Additional AltAnalyze specific parameters relate to how probe set to gene associations are obtained, which probe sets are selected for analysis and how probe sets are selected for calculation of gene expression. Unlike ExACT, probe set to gene association are via genomic coordinate alignment to Ensmebl/UCSC mRNA transcripts for unique Ensembl genes rather than to Affymetrix transcript clusters. This process ensures that a probe set only aligns to one Ensembl gene. Probe sets can align to an exon, intron or UTR of a gene. Any probe set aligning to an analyzed mRNA is used for analysis in the AltAnalyze "core" set along with any Affymetrix annotated "core" probe set. To determine gene expression from the exon-level a two-step method is employed. First, probe sets that are most over-represented among mRNAs or mRNAs and ESTs (associations from Affymetrix probe set annotation file) are selected as constitutive. Next if constitutive probe set is "expressed" in both biological groups (using the DABG and mean expression filters listed above), the probe set is retained for constitutive expression calculation. If more than one "expressed" constitutive probe set is present, the mean expression of all constitutive probe sets for each array is calculated. As a final step, probe sets with an associated gene expression difference between the two array groups greater than 3 are not reported. These analysis steps result in a unique splicing-index, splicing-index t test p-value and MiDAS p-value calculation from other analysis methods.

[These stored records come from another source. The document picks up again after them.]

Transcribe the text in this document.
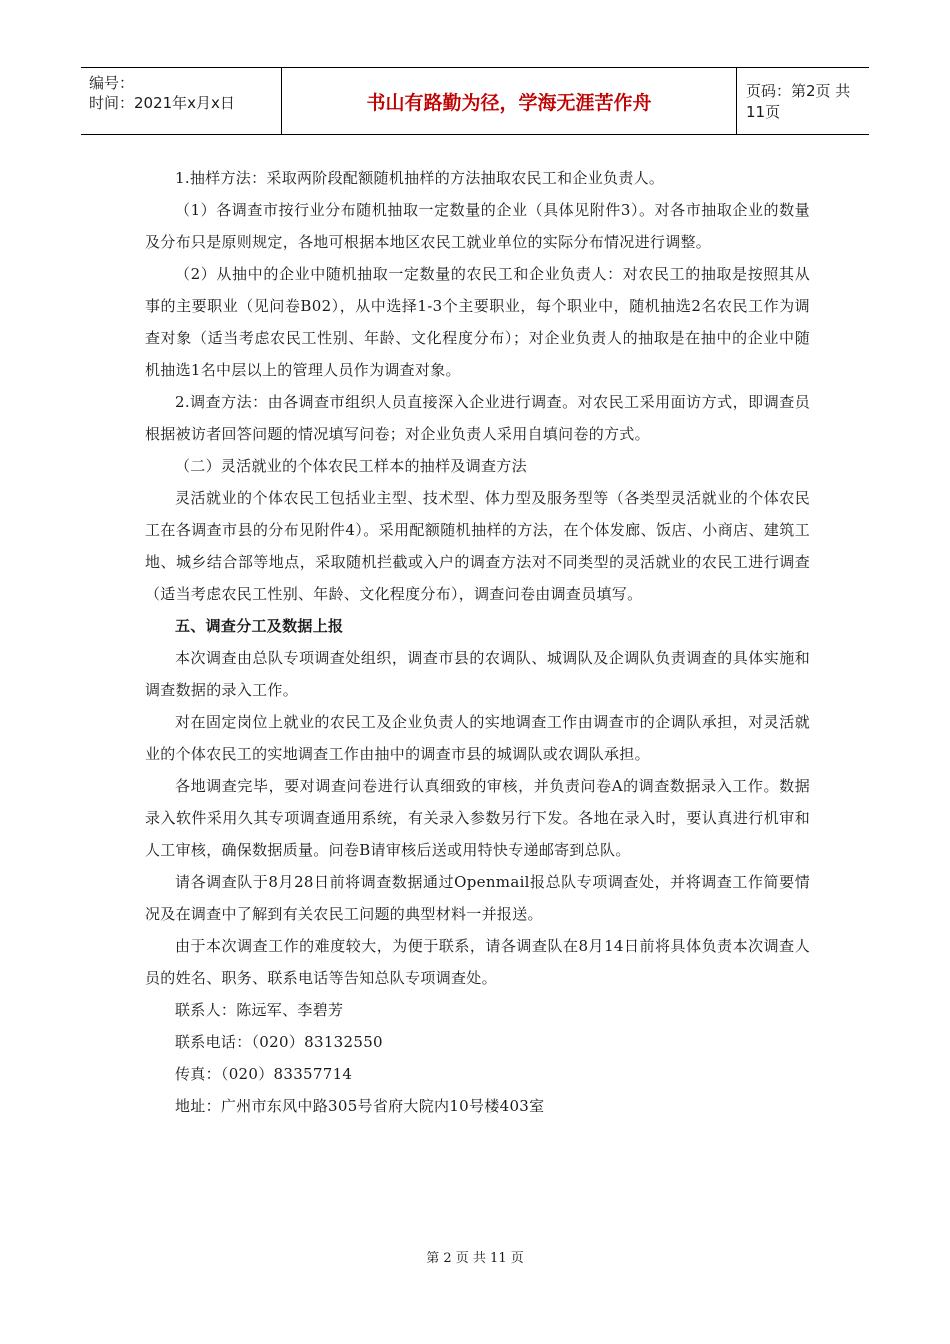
编号：
时间：2021年x月x日	书山有路勤为径，学海无涯苦作舟
页码：第2页 共11页

1.抽样方法：采取两阶段配额随机抽样的方法抽取农民工和企业负责人。

（1）各调查市按行业分布随机抽取一定数量的企业（具体见附件3）。对各市抽取企业的数量及分布只是原则规定，各地可根据本地区农民工就业单位的实际分布情况进行调整。

（2）从抽中的企业中随机抽取一定数量的农民工和企业负责人：对农民工的抽取是按照其从事的主要职业（见问卷B02），从中选择1-3个主要职业，每个职业中，随机抽选2名农民工作为调查对象（适当考虑农民工性别、年龄、文化程度分布）；对企业负责人的抽取是在抽中的企业中随机抽选1名中层以上的管理人员作为调查对象。

2.调查方法：由各调查市组织人员直接深入企业进行调查。对农民工采用面访方式，即调查员根据被访者回答问题的情况填写问卷；对企业负责人采用自填问卷的方式。

（二）灵活就业的个体农民工样本的抽样及调查方法

灵活就业的个体农民工包括业主型、技术型、体力型及服务型等（各类型灵活就业的个体农民工在各调查市县的分布见附件4）。采用配额随机抽样的方法，在个体发廊、饭店、小商店、建筑工地、城乡结合部等地点，采取随机拦截或入户的调查方法对不同类型的灵活就业的农民工进行调查（适当考虑农民工性别、年龄、文化程度分布），调查问卷由调查员填写。

五、调查分工及数据上报

本次调查由总队专项调查处组织，调查市县的农调队、城调队及企调队负责调查的具体实施和调查数据的录入工作。

对在固定岗位上就业的农民工及企业负责人的实地调查工作由调查市的企调队承担，对灵活就业的个体农民工的实地调查工作由抽中的调查市县的城调队或农调队承担。

各地调查完毕，要对调查问卷进行认真细致的审核，并负责问卷A的调查数据录入工作。数据录入软件采用久其专项调查通用系统，有关录入参数另行下发。各地在录入时，要认真进行机审和人工审核，确保数据质量。问卷B请审核后送或用特快专递邮寄到总队。

请各调查队于8月28日前将调查数据通过Openmail报总队专项调查处，并将调查工作简要情况及在调查中了解到有关农民工问题的典型材料一并报送。

由于本次调查工作的难度较大，为便于联系，请各调查队在8月14日前将具体负责本次调查人员的姓名、职务、联系电话等告知总队专项调查处。

联系人：陈远军、李碧芳

联系电话：（020）83132550

传真：（020）83357714

地址：广州市东风中路305号省府大院内10号楼403室

第 2 页 共 11 页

Since this validation set provides a limited test case for analysis of type I (false positive) and type II (false negative) errors, the AltAnalyze algorithms will continue to be assessed as additional validation data is made available. Future implementations will likely include "low-level" analyses that reduce the occurrence of type I errors (e.g., elimination of expression data for specific probes that introduce additional noise). However, this data supports the concept that AltAnalyze produces conservative results with a level of confidence.